One of the women is reportedly seeking to undergo a ‘sex change’, while the other is hoping to bear a child through artificial reproduction.

Dawn Stefanowicz, an author and speaker who was raised by her homosexual father, told LifeSiteNews that the incident highlights the dangers of placing children in “experimental family structures.”  She says children in such situations are prone to confusion about their sexuality and gender.

The boy’s mother had been trying to regain custody, but the country’s Supreme Court rejected her plea.  Dubbed ‘Campbell’ by the New South Wales Children’s Court, the boy was removed from his parents along with four stepbrothers and two stepsisters in 2006 because of complaints about physical and mental abuse.

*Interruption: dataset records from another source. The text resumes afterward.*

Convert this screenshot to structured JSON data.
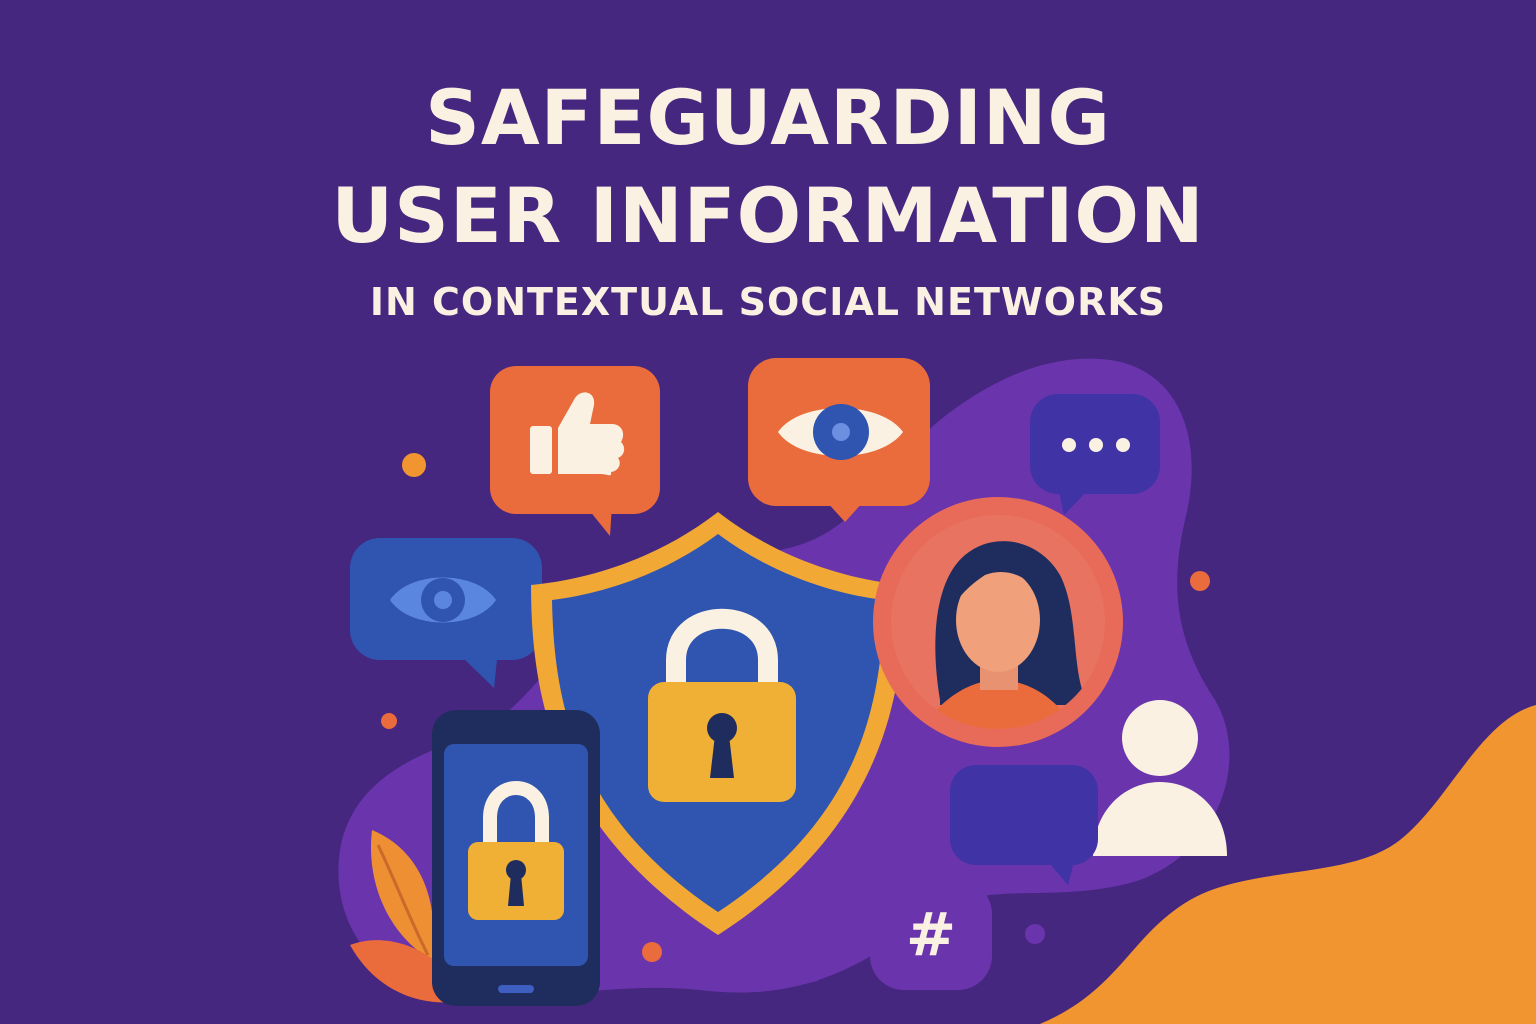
{
  "poster": {
    "title_line1": "SAFEGUARDING",
    "title_line2": "USER INFORMATION",
    "subtitle": "IN CONTEXTUAL SOCIAL NETWORKS",
    "hashtag_symbol": "#"
  },
  "colors": {
    "background": "#45277f",
    "blob_purple": "#6a34ad",
    "accent_orange": "#ea6b3c",
    "accent_amber": "#f0952f",
    "shield_blue": "#2f55b0",
    "shield_rim": "#f1a835",
    "lock_gold": "#f0b035",
    "text_cream": "#fbf1e2",
    "navy": "#1f2d5e"
  },
  "icons": [
    "thumbs-up-icon",
    "eye-icon",
    "ellipsis-icon",
    "shield-icon",
    "padlock-icon",
    "smartphone-icon",
    "avatar-icon",
    "user-icon",
    "hashtag-icon",
    "leaf-icon",
    "chat-bubble-icon"
  ]
}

He and his 12-year-old sister were placed with the lesbian couple in 2009, and he has now been placed with new foster parents who have said they hope to adopt him.

Families Minister Pru Goward has called for an explanation from child welfare service Barnardos, which placed the child and his 12-year-old sister in the lesbians’ care.

“I am seeking advice from Barnardos to confirm that care arrangements were appropriate and the well-being of the children was paramount,” she said.

“Oh my God – what are we doing?” asked former Children’s Court magistrate Barbara Holborow in an interview with Sydney’s Daily Telegraph.  She said she had called for an inquiry into the decision to place the six-year-old with the lesbian couple.

Stefanowicz, the author of Out from Under: The Impact of Homosexual Parenting, said the lesbian couple’s decision to dress the boy as a girl and put the photo on Facebook was “abusive and disturbing” whether he wanted to wear the dress or not.  “To place children in the most experimental family structures where both gender and sexuality are open to whatever you want it to mean is treacherous and unstable,” she said.

“Gender identity, gender roles, and sexuality are often considered fluid and boundless in homosexual households, diminishing both the value and importance of our own birth gender as children,” she continued.

She said that growing up in a household in which her father had sex with other men “deeply affected” her “sense of self as a girl and young woman.”

“I felt rejected and not as important as the males in my life,” she explained.  “I didn’t see a significant woman in my life – mother – being loved. This lead me to believe that maybe it would have been better to have been born a boy.”